76 culture: 1) parodying the overt sexualisation of young women and girls and the lack of diversity when it comes to representing women in media; 2) using social media as a feminist political tool to raise awareness and a collective consciousness. This means refusing to employ the terms

“empowerment” and “choice,” as determined in postfeminist, individualistic discourse as substitutes for feminism (Anderson 3). This might take the form of transnational feminist organizations addressing issues like sweatshop labour (understanding who makes the products you purchase and under what conditions, wages, etc.) or human trafficking. Western postfeminists play a large part in both of these issues because they promote the notion that because the western world is post-sexism, and they, as women, “choose” to be “sexual objects” (Anderson 2) and work in the sex industry, all women have a choice. This implicitly suggests that working against human trafficking or neo-slavery is pointless; 3) jamming the capitalist system by refusing to purchase magazines, items, or brands which sexually commodify girls and women (i.e., not buying one’s self or one’s daughter a Playboy pencil case or a baby onesie that reads MILF); 4) refusing to be the “token achiever – who affirms female oppression while neutralising that affirmation in an individualistic rhetoric” or the “traitor to the feminist cause, guiltily standing over ‘the corpse of feminism’” (Genz and Brabon 168); and 5) fostering an ethics of respect for sexual difference and reciprocity between the sexes by encouraging non-competitive relationships between young women and girls, daughters and mothers, both of which are dependent upon a refusal to commodify oneself or others according to the phallic tropes of femininity and masculinity.
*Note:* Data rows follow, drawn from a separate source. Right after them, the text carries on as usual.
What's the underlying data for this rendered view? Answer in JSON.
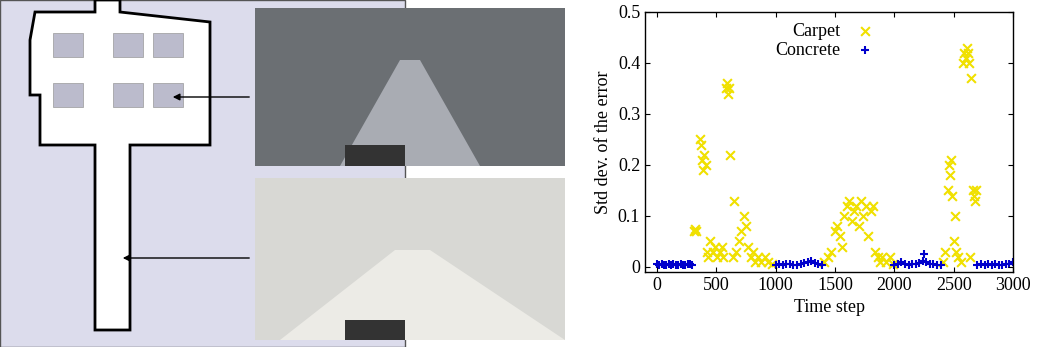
{
  "chart_data": {
    "type": "scatter",
    "x_label": "Time step",
    "y_label": "Std dev. of the error",
    "xlim": [
      -100,
      3000
    ],
    "ylim": [
      -0.01,
      0.5
    ],
    "xticks": [
      0,
      500,
      1000,
      1500,
      2000,
      2500,
      3000
    ],
    "yticks": [
      0,
      0.1,
      0.2,
      0.3,
      0.4,
      0.5
    ],
    "legend": "upper center",
    "series": [
      {
        "name": "Carpet",
        "color": "#f0e000",
        "marker": "x",
        "x": [
          310,
          320,
          330,
          360,
          370,
          380,
          390,
          400,
          410,
          420,
          430,
          450,
          470,
          490,
          510,
          530,
          550,
          560,
          580,
          590,
          600,
          610,
          620,
          640,
          650,
          670,
          690,
          710,
          730,
          750,
          770,
          790,
          810,
          830,
          850,
          880,
          910,
          940,
          970,
          1410,
          1440,
          1470,
          1500,
          1520,
          1540,
          1560,
          1580,
          1600,
          1620,
          1640,
          1660,
          1680,
          1700,
          1720,
          1740,
          1760,
          1780,
          1800,
          1820,
          1840,
          1860,
          1880,
          1900,
          1930,
          1960,
          1990,
          2410,
          2430,
          2450,
          2460,
          2470,
          2480,
          2490,
          2500,
          2510,
          2520,
          2540,
          2560,
          2580,
          2590,
          2600,
          2610,
          2620,
          2630,
          2640,
          2650,
          2660,
          2670,
          2680,
          2690
        ],
        "values": [
          0.07,
          0.075,
          0.07,
          0.25,
          0.24,
          0.21,
          0.19,
          0.22,
          0.2,
          0.03,
          0.02,
          0.05,
          0.03,
          0.04,
          0.02,
          0.03,
          0.04,
          0.02,
          0.35,
          0.36,
          0.34,
          0.35,
          0.22,
          0.02,
          0.13,
          0.03,
          0.05,
          0.07,
          0.1,
          0.08,
          0.04,
          0.02,
          0.03,
          0.01,
          0.02,
          0.01,
          0.02,
          0.01,
          0.005,
          0.01,
          0.02,
          0.03,
          0.07,
          0.08,
          0.06,
          0.04,
          0.1,
          0.12,
          0.13,
          0.09,
          0.11,
          0.12,
          0.08,
          0.13,
          0.1,
          0.12,
          0.06,
          0.11,
          0.12,
          0.03,
          0.02,
          0.01,
          0.02,
          0.01,
          0.02,
          0.005,
          0.01,
          0.03,
          0.15,
          0.2,
          0.18,
          0.21,
          0.14,
          0.05,
          0.1,
          0.03,
          0.02,
          0.01,
          0.4,
          0.42,
          0.41,
          0.43,
          0.42,
          0.4,
          0.02,
          0.37,
          0.15,
          0.14,
          0.13,
          0.15
        ]
      },
      {
        "name": "Concrete",
        "color": "#0000cc",
        "marker": "+",
        "x": [
          0,
          20,
          40,
          60,
          80,
          100,
          120,
          140,
          160,
          180,
          200,
          220,
          240,
          260,
          280,
          300,
          1000,
          1030,
          1060,
          1090,
          1120,
          1150,
          1180,
          1210,
          1240,
          1270,
          1300,
          1330,
          1360,
          1390,
          2000,
          2030,
          2060,
          2090,
          2120,
          2150,
          2180,
          2210,
          2240,
          2250,
          2270,
          2300,
          2330,
          2360,
          2390,
          2700,
          2730,
          2760,
          2790,
          2820,
          2850,
          2880,
          2910,
          2940,
          2970,
          3000
        ],
        "values": [
          0.005,
          0.003,
          0.006,
          0.004,
          0.003,
          0.005,
          0.004,
          0.006,
          0.003,
          0.004,
          0.005,
          0.003,
          0.004,
          0.006,
          0.005,
          0.004,
          0.003,
          0.005,
          0.004,
          0.006,
          0.005,
          0.004,
          0.003,
          0.005,
          0.008,
          0.01,
          0.012,
          0.008,
          0.005,
          0.004,
          0.004,
          0.006,
          0.01,
          0.005,
          0.004,
          0.006,
          0.005,
          0.008,
          0.012,
          0.025,
          0.01,
          0.006,
          0.005,
          0.004,
          0.003,
          0.004,
          0.005,
          0.003,
          0.006,
          0.004,
          0.005,
          0.003,
          0.004,
          0.006,
          0.005,
          0.01
        ]
      }
    ]
  }
}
If we agree that the masculine/feminine are no longer adequate designations, does this also entail that sexual difference is irrelevant? No, because Irigaray argues that a feminine beyond and/or outside of patriarchal discourse is not impossible. Creating a maternal genealogy and speaking, writing, giving shape to a feminine which has been suppressed in the patriarchal

77 philosophical tradition is necessary for ethical, reciprocal relations between the sexes. Beauvoir, too, underscores a rejection of gendered/sexed binaries as part of the existential project toward friendship, equity, and reconciliation between humans. Rather than glamorizing or glorifying the postfeminist stance, it is important to nurture non-feminine sexual difference as a viable alternative, one which holds postfeminism and the capitalist economy accountable as disillusioning and destructive not just for one’s self, or for women, but for society as a whole.